Ecriture inclusive

petisaintleu

La frisée Germaine ne se faisait jamais visiter par un frisé ou par toute autre espèce de Germain. Elle fit le parallèle avec son cousin qui, à l'âge où la découverte prime sur la plastique avait préféré faire le mort et rester sourd à ses avances.

Par dépit, elle longea les quais, dans l'espoir que la mousse qui débordait de ses lèvres attirerait un jeune matelot encore innocent. Même si la cougar est à la mode, elle sortait du moule des fantasmes qu'un jouvenceau est en droit d'espérer. Un voile de tristesse se lut dans son regard quand le navire leva l'ancre s'extirpant de la vase du chenal, la laissant à sec. Les yeux dans le vague, elle s'imagina son petit bonhomme de mousse secoué par les vagues et par un enseigne de vaisseau éduqué à bonne enseigne, celle de la voile et de la vapeur.

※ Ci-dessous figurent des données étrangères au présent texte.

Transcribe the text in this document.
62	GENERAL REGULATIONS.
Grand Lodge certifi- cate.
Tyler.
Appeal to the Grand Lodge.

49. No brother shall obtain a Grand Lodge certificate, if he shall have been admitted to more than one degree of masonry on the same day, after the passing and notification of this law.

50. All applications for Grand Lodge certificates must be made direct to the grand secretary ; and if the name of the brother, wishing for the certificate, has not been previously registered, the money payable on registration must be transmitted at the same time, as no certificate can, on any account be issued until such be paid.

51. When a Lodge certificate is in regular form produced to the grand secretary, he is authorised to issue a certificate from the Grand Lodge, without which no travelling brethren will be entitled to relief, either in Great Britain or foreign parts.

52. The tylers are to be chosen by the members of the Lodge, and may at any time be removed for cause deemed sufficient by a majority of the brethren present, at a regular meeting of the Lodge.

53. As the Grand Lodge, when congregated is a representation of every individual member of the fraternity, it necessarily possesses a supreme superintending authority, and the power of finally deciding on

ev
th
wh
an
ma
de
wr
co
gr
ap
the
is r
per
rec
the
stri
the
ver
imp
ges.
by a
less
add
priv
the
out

Elle arpenta les terrains d'aviation. Elle se rêvait de défier les lois de la physique et d'être à la merci d'un pilote qui saurait faire mentir l'apesanteur pour faire décoller ses livres grâce à la position de l'hélicoptère, les mains collées au poste de pilotage dans l'attente que la foudre s'abatte dans le cockpit. Elle fut reconduite à la guérite sans un merci.

Elle ne se laissa pas abattre, certaine que sa faune – on peut y inclure quelques curiosités mycologiques – pourrait intéresser un faune voire un vieux bouc pourvu qu'il y eut l'extase. Par exemple, un légionnaire en permission qui remplirait son office en se gourmandant à l'office après des mois de privations, quitte à le tenir à sa solde. Elle n'attendait que cela, de baisser la garde. Qu'importe qu'il ne fût pas un foudre de guerre, la seule condition étant qu'un plastique vienne protéger son physique d'une éventuelle épizootie caprine. Même s'il était bête comme un manche ou un âne, l'essentiel était de gagner la manche, même à la nage. Elle se moquait qu'il fût de la famille des tuyaux de poêle, pourvu qu'il se régalât de sa poêle iodée. Elle se serait contentée d'un pupille de la Nation, dès lors que dans sa pupille dilatée se lise un manœuvre aussi prompt qu'un garde d'artillerie à la manœuvre. Elle prêcha dans le désert.

Pour se redonner du baume au cœur, elle loua un gîte dans l'arrière-pays varois. Elle y fit la connaissance d'un barde qui, après lui avoir fait écouter ses œuvres sur sa platine, l'emmena dans un rade à Toulon. Ils y dégustèrent une crêpe au chichi fregi et des moules de Bouzigues. Il lui proposa d'honorer sa barde. C'est face à la rade qui lui donna de la gîte, arrachant enfin le crêpe qu'elle vêtait depuis des lustres, signe de sa virginité préservée.

Le gros-œuvre achevé, ils s'octroyèrent un somme dans un champ de lavande et rejoignirent la Sainte-Baume. Il l'emmena faire un tour dans un de ces charmants villages provençaux où des artisans façonnent des colifichets pour la plus grande joie des touristes. L'aède qui était apparemment un homme charmant lui offrit un superbe collier en platine et un vase en terre cuite. Elle se dit qu'elle allait enfin tourner la page d'années de vache maigre. Elle était si subjuguée qu'elle était sûre que la greffe avait pris et que leur passion serait sans fin, avec un page qui serait à la merci de ses vices qu'elle ne cacherait pas.

C'était trop beau pour être vrai.  Elle aménagea avec lui jusqu'au jour où elle s'aperçut que le bellâtre l'arnaquait. Il avait profité de sa bonté et de sa candeur. Elle découvrit que le solde de son compte était largement débiteur et qu'il y avait puisé une somme astronomique. Il avait produit un faux en écriture pour s'accaparer une partie de ses richesses. La mort dans l'âme, elle se rendit au greffe du tribunal pour y déposer plainte.

Elle regagna sa tour de banlieue en mode déprime. Pour tuer le temps, avant que la faux ne vienne la cueillir, elle s'attaqua à l'écriture d'un mémoire qu'elle porta à la poste et elle finit par se jeter par la fenêtre de son appartement. Les parallèles entre l'inanité de sa vie et l'abîme du néant se rejoignirent. Le livre parut à l'automne avec pour titre, Un(e) hymne à l'amour en fin d'après-midi.